Stuck to my finger: In real life on my LEFT hand, middle finger, there's a little patch of skin that is like tough scar tissue; it feels just like when you get some superglue stuck to you and it won't peel off immediately. I don't know how my fingertip got like this and it's annoying; it won't go away, no matter how often I pull the tough skin off. :( I can only guess that maybe I splashed scalding water on my hand once and it scarred over? I sometimes splash myself a bit when cooking with my pan, but I never noticed anything bad enough to form a scar. :/
"Kaya Kakooya": No real clue. I don't know if the crickety sound of the song was emphasized in my dream, or omitted entirely. If it was present, then perhaps this has something to do with me looking for crickets every day when I go outside, just to see if they're still there or have died off for the winter. I miss their song at night already. :( Maybe another winter reference?

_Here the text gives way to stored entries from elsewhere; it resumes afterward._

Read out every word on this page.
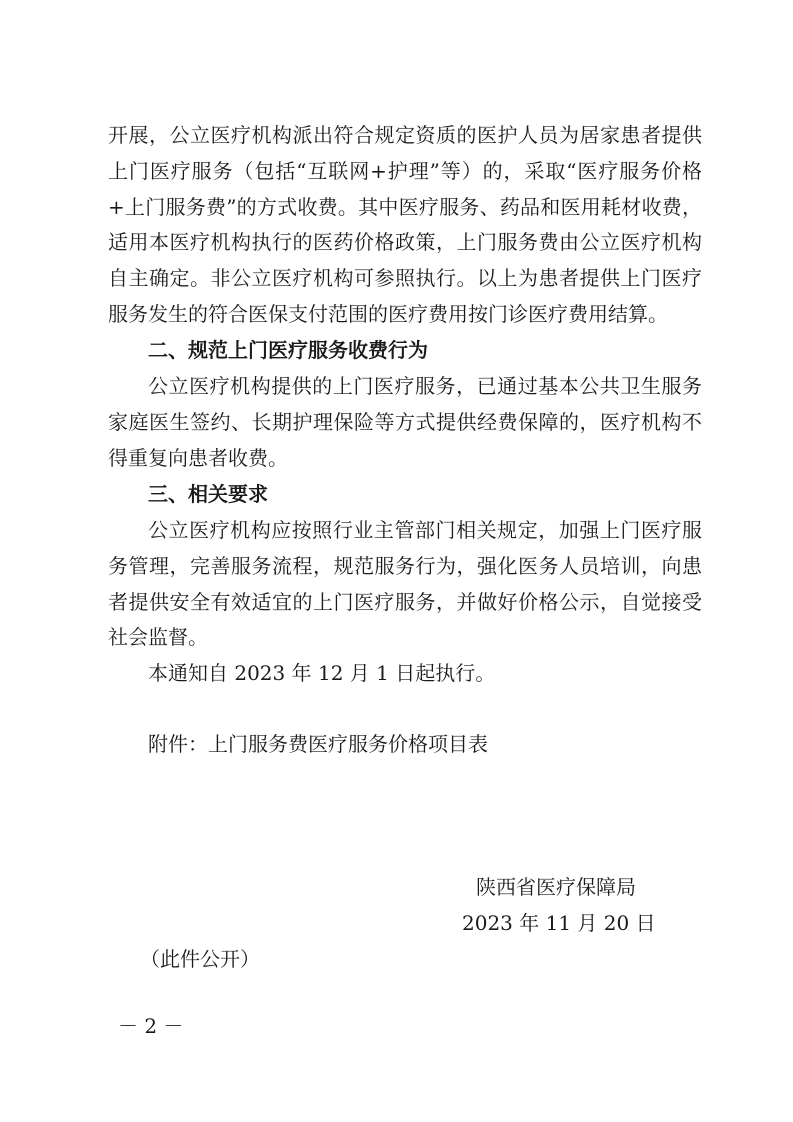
开展，公立医疗机构派出符合规定资质的医护人员为居家患者提供上门医疗服务（包括“互联网+护理”等）的，采取“医疗服务价格+上门服务费”的方式收费。其中医疗服务、药品和医用耗材收费，适用本医疗机构执行的医药价格政策，上门服务费由公立医疗机构自主确定。非公立医疗机构可参照执行。以上为患者提供上门医疗服务发生的符合医保支付范围的医疗费用按门诊医疗费用结算。

二、规范上门医疗服务收费行为

公立医疗机构提供的上门医疗服务，已通过基本公共卫生服务家庭医生签约、长期护理保险等方式提供经费保障的，医疗机构不得重复向患者收费。

三、相关要求

公立医疗机构应按照行业主管部门相关规定，加强上门医疗服务管理，完善服务流程，规范服务行为，强化医务人员培训，向患者提供安全有效适宜的上门医疗服务，并做好价格公示，自觉接受社会监督。

本通知自 2023 年 12 月 1 日起执行。

附件：上门服务费医疗服务价格项目表

陕西省医疗保障局

2023 年 11 月 20 日

（此件公开）

－ 2 －
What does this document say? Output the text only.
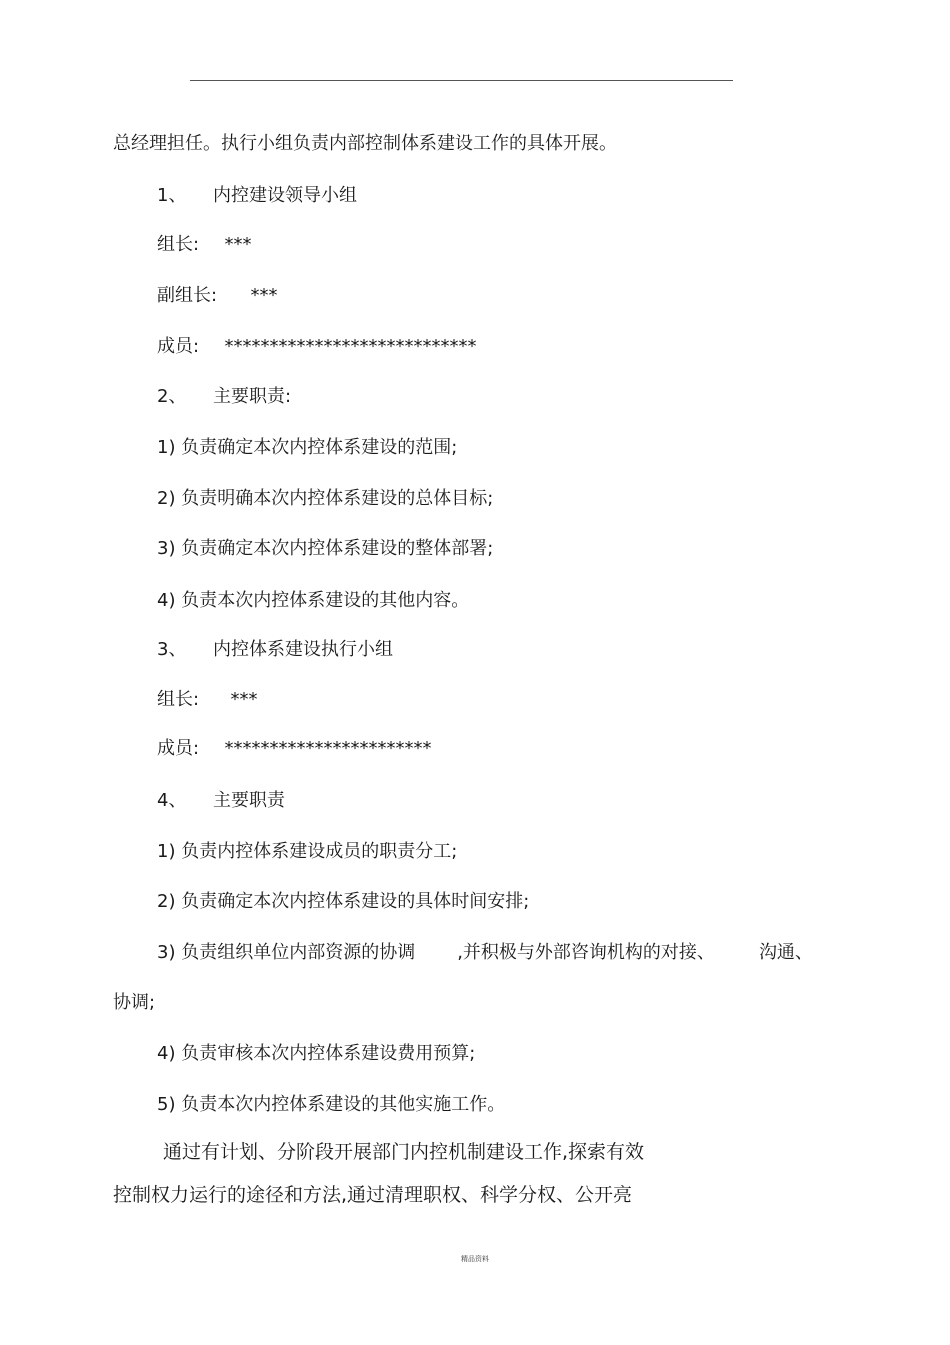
总经理担任。执行小组负责内部控制体系建设工作的具体开展。
1、 内控建设领导小组
组长: ***
副组长: ***
成员: ****************************
2、 主要职责:
1) 负责确定本次内控体系建设的范围;
2) 负责明确本次内控体系建设的总体目标;
3) 负责确定本次内控体系建设的整体部署;
4) 负责本次内控体系建设的其他内容。
3、 内控体系建设执行小组
组长: ***
成员: ***********************
4、 主要职责
1) 负责内控体系建设成员的职责分工;
2) 负责确定本次内控体系建设的具体时间安排;
3) 负责组织单位内部资源的协调 ,并积极与外部咨询机构的对接、 沟通、
协调;
4) 负责审核本次内控体系建设费用预算;
5) 负责本次内控体系建设的其他实施工作。
通过有计划、分阶段开展部门内控机制建设工作,探索有效
控制权力运行的途径和方法,通过清理职权、科学分权、公开亮
精品资料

Tiny chipmunk: We get chipmunks on our porch eating birdseed every morning. I took pictures of one the day before the dream. They are all normal sized whereas the dream one was remarkably tiny. Another possible winter reference? Perhaps a reference to shortages?
The UAW: Where my dad works; this pops up in my dreams frequently, especially its long glass-enclosed hallways. Reference to my dad's employment and by association, money?
Steps: I don't know why I was so jazzed about wanting to take the hallway steps and then disappointed when I couldn't. Perhaps I wanted to hop up and down them like on the levels. Steps are a recurring image in my dreams. I felt childlike in wanting to do that, plus I was surrounded by children. When I was little I always wanted to explore the UAW. Reference to wistfulness for youth, when money issues were not bad and I didn't worry so much?
Two hallways: The one with the steps seemed to be the more "fun" choice; it was inaccessible to me, either due to outside forces (being locked/off limits) or due to my own anxiety (not wanting to get in trouble); I had to take the less-fun hallway which led to the gas signs. Reference to an unfun choice?
"30% off gas": In Michigan, gas prices this winter are set to go up 50%, and electricity is going up too. -_- This has me terribly anxious because we can hardly afford things as they are! I feel very angry that our government's and economy's response to this shortage is to punish the lower and middle classes by charging more, rather than by making the upper class and sports people (like Nascar) use LESS. How is it helping the shortage any by making the people who REALLY need the gas to heat their homes and get to work have to pay money they can't afford, while rich people can still afford and guzzle as much as they want, and there are sports stars being PAID to drive around and around and around and waste enormous quantities of the stuff on TV?? I don't think we're going to make it this winter without numerous shutoffs; already at the moment the cable, gas, car payment, and Internet bills are due, and we haven't even been hit with the bad stuff yet. I can't stop worrying about this. We've turned down our thermostat but it's not nearly enough, and we can't afford to take any other measures. And the temperature just keeps dropping. -_- My dad lately got angry with me for turning the thermostat down even FURTHER, and told me not to a few days before the dream. I decided to disobey and turn it down once he was gone for work. When I awoke after this dream I was very anxious that he would start yelling at me for turning it down, but he never mentioned it.
So overall, the dream seems to point at money issues regarding the coming winter and cold, though I'm not sure about a lot of the aspects, like the levels, and the song and me being Kristeva and such.